A Reuters reporter visited two hospitals in Kaduna. At the St Gerald Hospital, spokesman Sunday Aliyu said there were 40 bodies in the hospital morgue and 72 people being treated for burns and other wounds. At Barau Dikko Hospital, Matron Hassana Garba confirmed 12 dead and two injured people being treated.
GUNFIRE IN DAMATURU
On Monday evening residents reported gunfire and explosions in Damaturu, the capital of northeast Yobe state and the site of several previous attacks by Boko Haram.
“We are all indoors, the explosions and gunshots have been going on since 5pm. It’s boom, boom, boom, everywhere,” Oluchi Jonah, a local resident, told Reuters by phone.
Local police were not available for comment.
In November, 65 people were killed in attacks claimed by Boko Haram on churches, mosques and police stations in Damaturu, where security forces often clash with Islamists in gun battles.Corpses littered church grounds in parts of Kaduna on Monday. They were piled one on top of the other in an old cemetery, some charred. A soldier guarding the site said there were at least 30 bodies of people killed in the violence there.
They had been dragged to the secluded cemetery, in a majority Christian neighbourhood, by the mobs, he said.
“Some people were killed and dumped down wells. We’ve had violence before, but this is the worst I’ve seen,” he said.
A 24-hour curfew imposed by the Kaduna state government on Sunday largely succeeded in restoring order, residents said.
The violence stoked fears of wider sectarian conflict in Nigeria, an OPEC member and Africa’s top oil producer that is home to the world’s largest equal mix of Christians and Muslims.

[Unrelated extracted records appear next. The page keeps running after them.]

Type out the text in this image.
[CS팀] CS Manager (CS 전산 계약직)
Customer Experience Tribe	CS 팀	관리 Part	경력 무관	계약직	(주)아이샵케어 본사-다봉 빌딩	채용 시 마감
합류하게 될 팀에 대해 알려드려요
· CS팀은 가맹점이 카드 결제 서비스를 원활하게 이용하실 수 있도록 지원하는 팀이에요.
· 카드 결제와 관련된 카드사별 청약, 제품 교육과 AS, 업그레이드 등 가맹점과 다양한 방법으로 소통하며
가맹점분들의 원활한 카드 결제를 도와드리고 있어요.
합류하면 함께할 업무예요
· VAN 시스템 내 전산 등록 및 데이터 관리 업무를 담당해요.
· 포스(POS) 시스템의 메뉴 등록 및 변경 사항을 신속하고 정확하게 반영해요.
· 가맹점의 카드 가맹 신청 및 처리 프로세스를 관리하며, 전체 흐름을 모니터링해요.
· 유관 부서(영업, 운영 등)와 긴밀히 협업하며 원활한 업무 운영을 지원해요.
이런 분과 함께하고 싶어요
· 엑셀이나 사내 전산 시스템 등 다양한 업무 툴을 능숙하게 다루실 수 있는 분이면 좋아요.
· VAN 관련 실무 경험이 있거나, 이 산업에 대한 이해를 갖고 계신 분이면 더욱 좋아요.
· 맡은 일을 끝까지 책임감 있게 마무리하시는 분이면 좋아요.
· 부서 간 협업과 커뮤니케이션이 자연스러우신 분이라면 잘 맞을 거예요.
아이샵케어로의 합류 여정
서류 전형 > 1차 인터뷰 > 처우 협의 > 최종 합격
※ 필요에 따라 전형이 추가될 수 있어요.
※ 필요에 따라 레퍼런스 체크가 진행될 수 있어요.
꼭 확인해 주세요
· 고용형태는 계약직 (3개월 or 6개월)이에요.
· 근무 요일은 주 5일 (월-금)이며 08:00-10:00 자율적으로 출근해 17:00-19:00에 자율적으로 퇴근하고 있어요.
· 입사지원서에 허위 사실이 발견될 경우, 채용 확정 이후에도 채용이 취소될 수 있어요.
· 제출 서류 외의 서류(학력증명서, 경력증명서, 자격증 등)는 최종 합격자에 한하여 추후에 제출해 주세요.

Mohammed Inuwa said he was lucky to escape with his life. He hid in a bush when rampaging Christian youths pulled Muslims off their motorcycles and beat them to death.
“They were mostly killing okada riders (motorbike taxis). I was hiding in the bush while all this was going on. If they saw me, that would be it,” the second-hand clothes seller said, estimating 15 people were killed right by where he was hiding.INFLAMING TENSIONS
Boko Haram church bombings seem calculated to trigger wider sectarian strife, often striking at the heart of Nigeria’s volatile “Middle Belt”, where the mostly Christian south and Muslim north meet.
The Islamists’ leader, Abubakar Shekau, has said the attacks on Christians were in revenge for the killings of Muslims.
But such attacks have usually failed to spark sustained conflict in a nation whose Muslims and Christians mostly co-exist peacefully, despite periodic flare-ups of sectarian violence since independence from Britain in 1960.
The Vatican issued a statement on Sunday condemning the “systematic attacks against Christian places of worship” which it said proved the existence of an “absurd plan of hate” in Nigeria.
Religiously mixed Kaduna is near the Middle Belt and has several times been a flashpoint. Riots killed hundreds there in April last year when Jonathan, a southern Christian, defeated northern Muslim Muhammadu Buhari in elections.